Demir parmaklıklar, gözlerinin önüne serilmiş olsa da görebildiği tek şey zihninin ona sunduğu bir film sahnesi gibi görüntülerdi. Şimdi Hale olmaktan çok uzakta, ideal profile ulaşmış, ünlü biri gibiydi hayal dünyasında. Onu bu hayal dünyasına sürükleyen müzik sesi kulaklarına ulaşıyor, ancak sözleri anlamlandıramıyordu. Ne zamandır bu halde olduğunu pek hatırlayamasa da bir anda sekteye uğrayan müzik sesi ve ardından aralanan parmaklıklarla dikkati dağıldı, hayal dünyası yok oluverdi. 

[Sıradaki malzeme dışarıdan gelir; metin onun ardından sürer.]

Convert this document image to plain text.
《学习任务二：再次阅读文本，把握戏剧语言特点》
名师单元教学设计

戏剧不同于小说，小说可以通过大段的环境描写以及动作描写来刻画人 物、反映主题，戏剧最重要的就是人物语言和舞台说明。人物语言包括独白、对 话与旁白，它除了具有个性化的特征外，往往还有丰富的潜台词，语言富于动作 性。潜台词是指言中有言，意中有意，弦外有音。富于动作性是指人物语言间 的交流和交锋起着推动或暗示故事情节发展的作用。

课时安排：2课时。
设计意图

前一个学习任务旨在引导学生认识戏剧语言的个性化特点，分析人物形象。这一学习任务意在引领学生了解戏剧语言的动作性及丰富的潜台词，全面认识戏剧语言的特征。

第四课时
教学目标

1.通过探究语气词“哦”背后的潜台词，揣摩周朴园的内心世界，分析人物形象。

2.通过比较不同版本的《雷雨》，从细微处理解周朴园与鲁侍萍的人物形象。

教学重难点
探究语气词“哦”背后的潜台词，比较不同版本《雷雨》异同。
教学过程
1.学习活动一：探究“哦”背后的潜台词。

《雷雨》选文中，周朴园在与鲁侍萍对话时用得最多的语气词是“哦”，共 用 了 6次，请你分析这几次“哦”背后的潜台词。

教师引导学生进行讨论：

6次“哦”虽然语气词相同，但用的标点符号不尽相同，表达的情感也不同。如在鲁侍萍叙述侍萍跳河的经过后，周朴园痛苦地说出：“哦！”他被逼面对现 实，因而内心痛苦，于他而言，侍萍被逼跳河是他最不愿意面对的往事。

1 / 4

Biraz önce sesi duyulan şarkının kaynağına yöneldi bakışları. Polis memuru elinde tuttuğu telefonu döndürüyor, yaşlı bir adama geçmesi için yer veriyordu. Parmaklıklar nihayet ardına kadar aralanınca yaşlı adam içeri girdi. Hale'nin bakışları yorgun ve tebessümle aydınlanmış surata döndüğünde şaşırmadan edemedi. 

"Merhaba, Hale. Bu kez ikram edeceğim bir çayım yok ama güzel sohbetim var, kabul eder misin?" diye soran yazara tüm kırgınlığına rağmen gülümsedi. Polis memuru parmaklığı kapatıp kilitlemeden biraz önce oturduğu yere geçti. Bununla beraber yazar Hale'nin oturduğu oturakta boş kısma yerleşti. 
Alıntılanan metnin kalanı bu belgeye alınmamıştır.